Despite holding office less than 18 months, Mr. West has built one of the most powerful fundraising machines in national politics, as his campaign has raised $7.6 million through the first quarter of this year - more than any rank-and-file House member.
Mr. West’s campaign war chest ranks only behind Rep. Michele Bachmann’s $12.8 million and Speaker John A. Boehner’s $14.7 million through April, the latest available campaign-finance numbers from the Federal Election Commission.
But Mrs. Bachmann’s failed bid for the 2012 presidential nomination gives the Minnesotan’s House campaign a unique advantage. And Mr. Boehner, as the top House Republican, is more concerned with raising money for his party than with fending off challengers in his Ohio district.
“He is not your average freshman … he has successfully elevated his profile since he came to Washington,” said William A. Galston, a senior fellow and politics scholar with the Brookings Institution, a liberal-leaning Washington think tank. “He’s a populist hero.”
While outside groups such as political action committees and so-called super PACs have flooded money into congressional races this year, the vast majority of Mr. West’s contributions have come from individual donors, as he has received only $47,050 from outside groups, according to OpenSecrets.org, a nonpartisan website that tracks money in politics.
But much of the Florida Republican’s campaign money has come from donors outside the state drawn to his image as an outspoken conservative and fiscal hawk.
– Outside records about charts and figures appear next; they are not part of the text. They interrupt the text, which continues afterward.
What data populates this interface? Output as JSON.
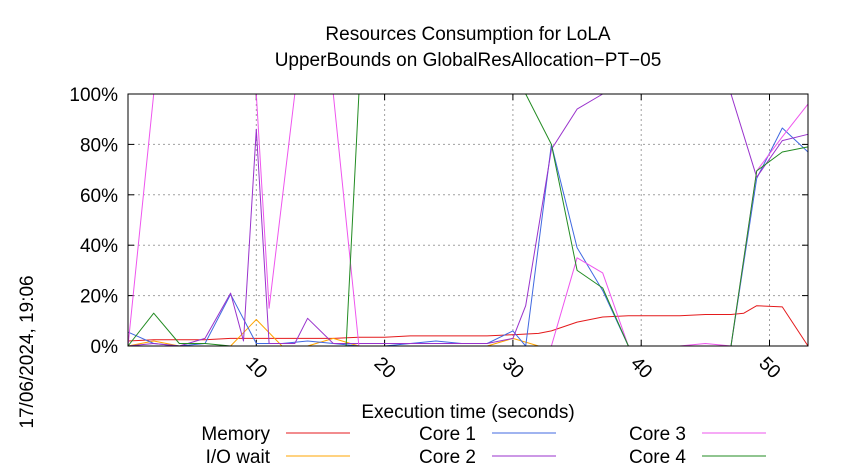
{
  "chart_data": {
    "type": "line",
    "title": "Resources Consumption for LoLA",
    "subtitle": "UpperBounds on GlobalResAllocation−PT−05",
    "xlabel": "Execution time (seconds)",
    "ylabel": "",
    "timestamp": "17/06/2024, 19:06",
    "xlim": [
      0,
      53
    ],
    "ylim": [
      0,
      100
    ],
    "xticks": [
      10,
      20,
      30,
      40,
      50
    ],
    "yticks": [
      0,
      20,
      40,
      60,
      80,
      100
    ],
    "ytick_labels": [
      "0%",
      "20%",
      "40%",
      "60%",
      "80%",
      "100%"
    ],
    "grid": true,
    "legend_position": "bottom",
    "series": [
      {
        "name": "Memory",
        "color": "#e41a1c",
        "x": [
          0,
          2,
          4,
          6,
          8,
          10,
          12,
          14,
          16,
          18,
          20,
          22,
          24,
          26,
          28,
          30,
          32,
          33,
          35,
          37,
          39,
          41,
          43,
          45,
          47,
          48,
          49,
          51,
          53
        ],
        "y": [
          2,
          2.5,
          2.5,
          2.5,
          3,
          3,
          3,
          3,
          3,
          3.5,
          3.5,
          4,
          4,
          4,
          4,
          4.5,
          5,
          6,
          9.5,
          11.5,
          12,
          12,
          12,
          12.5,
          12.5,
          13,
          16,
          15.5,
          0
        ]
      },
      {
        "name": "I/O wait",
        "color": "#ffa500",
        "x": [
          0,
          2,
          4,
          6,
          8,
          10,
          12,
          14,
          16,
          18,
          20,
          22,
          24,
          26,
          28,
          30,
          32,
          34,
          36,
          38,
          40,
          42,
          44,
          46,
          48,
          50,
          52,
          53
        ],
        "y": [
          0,
          2,
          0,
          0,
          0,
          10.5,
          0,
          0,
          3,
          0,
          0,
          0,
          0,
          0,
          0,
          3,
          0,
          0,
          0,
          0,
          0,
          0,
          0,
          0,
          0,
          0,
          0,
          0
        ]
      },
      {
        "name": "Core 1",
        "color": "#4169e1",
        "x": [
          0,
          2,
          4,
          6,
          8,
          10,
          12,
          14,
          16,
          18,
          20,
          22,
          24,
          26,
          28,
          30,
          31,
          33,
          35,
          37,
          39,
          41,
          43,
          45,
          47,
          49,
          51,
          53
        ],
        "y": [
          5.5,
          1,
          0,
          1,
          20.5,
          1,
          1,
          2,
          1,
          0,
          0,
          1,
          2,
          1,
          1,
          6,
          0,
          80,
          39,
          22,
          0,
          0,
          0,
          0,
          0,
          66.5,
          86.5,
          77
        ]
      },
      {
        "name": "Core 2",
        "color": "#9932cc",
        "x": [
          0,
          2,
          4,
          6,
          8,
          9,
          10,
          11,
          13,
          14,
          16,
          18,
          20,
          22,
          24,
          26,
          28,
          30,
          31,
          33,
          35,
          37,
          39,
          41,
          43,
          45,
          47,
          49,
          51,
          53
        ],
        "y": [
          0,
          1,
          0,
          3,
          21,
          2,
          86,
          1,
          1,
          11,
          1,
          1,
          1,
          1,
          1,
          1,
          1,
          3,
          16,
          78,
          94,
          100,
          100,
          100,
          100,
          100,
          100,
          67,
          81.5,
          84
        ]
      },
      {
        "name": "Core 3",
        "color": "#ee55ee",
        "x": [
          0,
          2,
          4,
          6,
          8,
          10,
          11,
          13,
          15,
          16,
          18,
          20,
          22,
          24,
          26,
          28,
          30,
          32,
          33,
          35,
          37,
          39,
          41,
          43,
          45,
          47,
          49,
          51,
          53
        ],
        "y": [
          0,
          100,
          100,
          100,
          100,
          100,
          15,
          100,
          100,
          100,
          0,
          0,
          0,
          0,
          0,
          0,
          0,
          0,
          0,
          35,
          29,
          0,
          0,
          0,
          1,
          0,
          69.5,
          83,
          96
        ]
      },
      {
        "name": "Core 4",
        "color": "#228b22",
        "x": [
          0,
          2,
          4,
          6,
          8,
          10,
          12,
          14,
          16,
          17,
          18,
          20,
          22,
          24,
          26,
          28,
          30,
          31,
          33,
          35,
          37,
          39,
          41,
          43,
          45,
          47,
          49,
          51,
          53
        ],
        "y": [
          0,
          13,
          1,
          1,
          0,
          0,
          0,
          0,
          0,
          0,
          100,
          100,
          100,
          100,
          100,
          100,
          100,
          100,
          80,
          30,
          23,
          0,
          0,
          0,
          0,
          0,
          69.5,
          77,
          79
        ]
      }
    ]
  }
}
“The reason he’s drawing money is people want him to stay in the Congress - they see his value,” said Pam Wohlschlegel, co-founder of the Palm Beach County Tea Party and Florida coordinator for the national group, the Tea Party Patriots.
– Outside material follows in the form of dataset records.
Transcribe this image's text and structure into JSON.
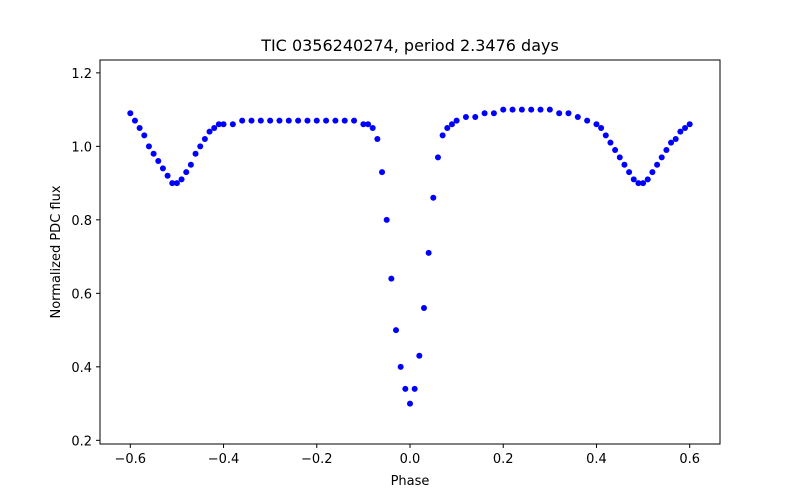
{
  "chart_data": {
    "type": "scatter",
    "title": "TIC 0356240274, period 2.3476 days",
    "xlabel": "Phase",
    "ylabel": "Normalized PDC flux",
    "xlim": [
      -0.665,
      0.665
    ],
    "ylim": [
      0.19,
      1.235
    ],
    "xticks": [
      -0.6,
      -0.4,
      -0.2,
      0.0,
      0.2,
      0.4,
      0.6
    ],
    "xtick_labels": [
      "−0.6",
      "−0.4",
      "−0.2",
      "0.0",
      "0.2",
      "0.4",
      "0.6"
    ],
    "yticks": [
      0.2,
      0.4,
      0.6,
      0.8,
      1.0,
      1.2
    ],
    "ytick_labels": [
      "0.2",
      "0.4",
      "0.6",
      "0.8",
      "1.0",
      "1.2"
    ],
    "grid": false,
    "marker_color": "#0000ff",
    "series": [
      {
        "x": [
          -0.6,
          -0.59,
          -0.58,
          -0.57,
          -0.56,
          -0.55,
          -0.54,
          -0.53,
          -0.52,
          -0.51,
          -0.5,
          -0.49,
          -0.48,
          -0.47,
          -0.46,
          -0.45,
          -0.44,
          -0.43,
          -0.42,
          -0.41,
          -0.4,
          -0.38,
          -0.36,
          -0.34,
          -0.32,
          -0.3,
          -0.28,
          -0.26,
          -0.24,
          -0.22,
          -0.2,
          -0.18,
          -0.16,
          -0.14,
          -0.12,
          -0.1,
          -0.09,
          -0.08,
          -0.07,
          -0.06,
          -0.05,
          -0.04,
          -0.03,
          -0.02,
          -0.01,
          0.0,
          0.01,
          0.02,
          0.03,
          0.04,
          0.05,
          0.06,
          0.07,
          0.08,
          0.09,
          0.1,
          0.12,
          0.14,
          0.16,
          0.18,
          0.2,
          0.22,
          0.24,
          0.26,
          0.28,
          0.3,
          0.32,
          0.34,
          0.36,
          0.38,
          0.4,
          0.41,
          0.42,
          0.43,
          0.44,
          0.45,
          0.46,
          0.47,
          0.48,
          0.49,
          0.5,
          0.51,
          0.52,
          0.53,
          0.54,
          0.55,
          0.56,
          0.57,
          0.58,
          0.59,
          0.6
        ],
        "y": [
          1.09,
          1.07,
          1.05,
          1.03,
          1.0,
          0.98,
          0.96,
          0.94,
          0.92,
          0.9,
          0.9,
          0.91,
          0.93,
          0.95,
          0.98,
          1.0,
          1.02,
          1.04,
          1.05,
          1.06,
          1.06,
          1.06,
          1.07,
          1.07,
          1.07,
          1.07,
          1.07,
          1.07,
          1.07,
          1.07,
          1.07,
          1.07,
          1.07,
          1.07,
          1.07,
          1.06,
          1.06,
          1.05,
          1.02,
          0.93,
          0.8,
          0.64,
          0.5,
          0.4,
          0.34,
          0.3,
          0.34,
          0.43,
          0.56,
          0.71,
          0.86,
          0.97,
          1.03,
          1.05,
          1.06,
          1.07,
          1.08,
          1.08,
          1.09,
          1.09,
          1.1,
          1.1,
          1.1,
          1.1,
          1.1,
          1.1,
          1.09,
          1.09,
          1.08,
          1.07,
          1.06,
          1.05,
          1.03,
          1.01,
          0.99,
          0.97,
          0.95,
          0.93,
          0.91,
          0.9,
          0.9,
          0.91,
          0.93,
          0.95,
          0.97,
          0.99,
          1.01,
          1.02,
          1.04,
          1.05,
          1.06
        ]
      }
    ]
  }
}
Democrats “are afraid of him, and they have a right to be afraid of him, because he’s strong, and he’s going to get stronger.”
But Mr. West the lawmaker isn’t as ideologically strong as Mr. West the candidate, a situation not lost on some conservative groups and tea party activists who aren’t thrilled with his voting record.
The influential fiscal conservative advocacy group Club for Growth, on its 2011 congressional voting scorecard, gave Mr. West an “anemic” score of 64 percent for voting to raise the debt ceiling and for “repeatedly” voting against spending cuts.
And the conservative Heritage Action for America’s legislative scorecard, which is updated regularly, pegs the Floridian with an overall legislative grade of 70 percent - just slightly above the House Republican average of 66 percent.
Erin Kanoy Siefring, Heritage Action’s director of House relations, called Mr. West a “true patriot” with a sincere desire to uphold limited government values. But she said it’s a challenge for conservatives from districts with significant Democratic populations, like Mr. West, to balance their convictions with the wishes of their constituents.
“That’s very hard to do, because you’re a contradiction in and of yourself, and I think that’s a struggle that Congressman West has been trying to tackle,” she said.
But if Mr. West honestly explains his votes to his constituents, and they still re-elect him, then he is “doing the right thing, no matter what anybody scores them.”
A West victory in November is far from a guarantee. He first must fend off a well-known primary opponent in Martin County Sheriff Bob Crowder, who has raised less than $27,000 through April.
And Democratic front-runner Patrick Murphy has raised about $1.8 million - a huge amount for an upstart challenge this early in the race.
Redistricting also will pose a re-election challenge for Mr. West. The GOP-controlled state Legislature redrew his district to include more Democrats, which led him to relocate and run for re-election in a different nearby district with fewer Democratic voters.
The new map caused many - including Mr. West - to wonder if the Florida Republican establishment was trying to squeeze him out.
Kevin Wagner, a political science professor at Florida Atlantic University, said Mr. West’s “pragmatic” voting tendencies likely will help, not hurt, his re-election odds in a district not winnable by a pure tea-party candidate.
“You have to appeal to other kinds of voters here, and I think he’s capable of doing it,” Mr. Wagner said.